The BBC report said that he could not answer the question if there were any USB drives in use at the nuclear powerplants, which is a very different question. Hell, *I* cannot answer that question about the nuclear subs I served on, and it's because I don't know.
@Section9 I appreciate that the Japanese culture differences are probably the underlying factor here, it just always strikes me as a big WTF that in politics (i suppose globally) it's possible to be a minister for something that you may not be an expert in. Like, the minister of health should probably at least know something about healthcare, that sort of thing.* *UKs not much better here tbh, our first health minister under the current trainwreck goverment was a dude that wanted to carve up the NHS and sell it, and had even published a book on exactly how he would do so...
It's been a while since I posted a familial WtF. Sometimes I feel it's as though I'm mocking the afflicted :/ Well, the wife's sister got a new boyfriend, I'm sure I mentioned; Minecraft guy. He's called Minecraft guy 'cause that's what he does - plays Minecraft. He used to be World of Warcraft guy, but he changed preference. Well, now I've actually met the guy but couldn't really find any common ground to talk about; when I say he plays Minecraft I mean that's all he does. He doesn't look like a raw sausage in a cardigan, like her last boyfriend, but I found something slightly off about him... We were all out; the wife, her sister, Minecraft and her parents; for lunch a couple of weeks back (that was a drama in itself, but I'll talk about that in another post). We went for food at a big BBQ house, and during the meal it was noticed that Minecraft kept taking pictures of Sister while she was eating. Wife's faither remarked that Minecraft seems to take a lot of pictures of Sister; they're all over his Facebook wall. I thought, "Oh aye...?", perhaps this warranted more investigation. Later on a had I look and yup, Minecraft had been taking an awful lot of pictures of Sister... All while she was eating. Pictures, videos; in every one of them Sister was eating. Turns out Minecraft is a feeder... The pictures/videos were one thing, but when the two of them first met (online first, then eventually in person) years ago, was when Sister was morbidly obese. A doctor's warning prompted her to lose a tremendous amount of weight but since getting back with Minecraft she's begun to put weight back on; he seems to be encouraging it. What he gets off to is up to him, but this particular fetish has some very serious health ramifications.
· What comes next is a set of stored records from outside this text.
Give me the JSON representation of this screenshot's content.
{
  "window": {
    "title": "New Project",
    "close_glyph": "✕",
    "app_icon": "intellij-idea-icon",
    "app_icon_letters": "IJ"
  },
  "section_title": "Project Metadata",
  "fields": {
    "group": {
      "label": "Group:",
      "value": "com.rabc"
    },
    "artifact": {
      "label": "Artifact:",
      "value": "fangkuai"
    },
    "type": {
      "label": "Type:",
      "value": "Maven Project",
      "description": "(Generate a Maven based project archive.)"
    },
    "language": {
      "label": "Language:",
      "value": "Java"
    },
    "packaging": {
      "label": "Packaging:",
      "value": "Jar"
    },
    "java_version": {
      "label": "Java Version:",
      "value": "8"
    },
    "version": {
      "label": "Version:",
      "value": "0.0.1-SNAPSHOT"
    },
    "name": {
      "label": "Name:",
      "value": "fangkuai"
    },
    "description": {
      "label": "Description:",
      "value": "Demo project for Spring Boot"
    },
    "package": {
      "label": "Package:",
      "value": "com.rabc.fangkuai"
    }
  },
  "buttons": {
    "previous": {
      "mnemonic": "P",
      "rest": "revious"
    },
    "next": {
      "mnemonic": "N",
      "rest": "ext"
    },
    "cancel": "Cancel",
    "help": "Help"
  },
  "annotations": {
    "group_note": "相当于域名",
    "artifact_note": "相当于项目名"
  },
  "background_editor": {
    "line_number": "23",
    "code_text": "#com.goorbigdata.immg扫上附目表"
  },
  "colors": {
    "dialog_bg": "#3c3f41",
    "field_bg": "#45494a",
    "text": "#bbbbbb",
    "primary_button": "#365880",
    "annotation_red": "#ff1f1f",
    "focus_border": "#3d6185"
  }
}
We'll see what happens.
DON'T KINK-SHAME, SHAE! All joking aside, that is one particularly unhealthy fetish and I really hope someone has a conversation with them about the dangers of that behavior
TBH you don't actually need to be an expert in whatever you are in charge of. If you're in charge your job isn't actually to do that thing but rather organise the structure which allows them to do that thing. Familiarity can absolutely help, and should be a consideration, but your health minister doesn't have to be a Doctor or medical expert because being a medical expert doesn't help you run hospitals and indeed sometimes personal anecdotal experience of experts in authority positions can be used to make terrible decisions ("well my experience is this so we'll do this" is a terrible basis for macro-policy). Honestly the thing that it's probably most useful for them to be skilled in is leadership, management and departmental organisation. Turning expert advice into workable policy and enacting it often actually has very little to do with whether you can do that thing.
Very true! Being a competent hospital administrator is a very different skill-set than being a competent doctor, and there is very little overlap between the two!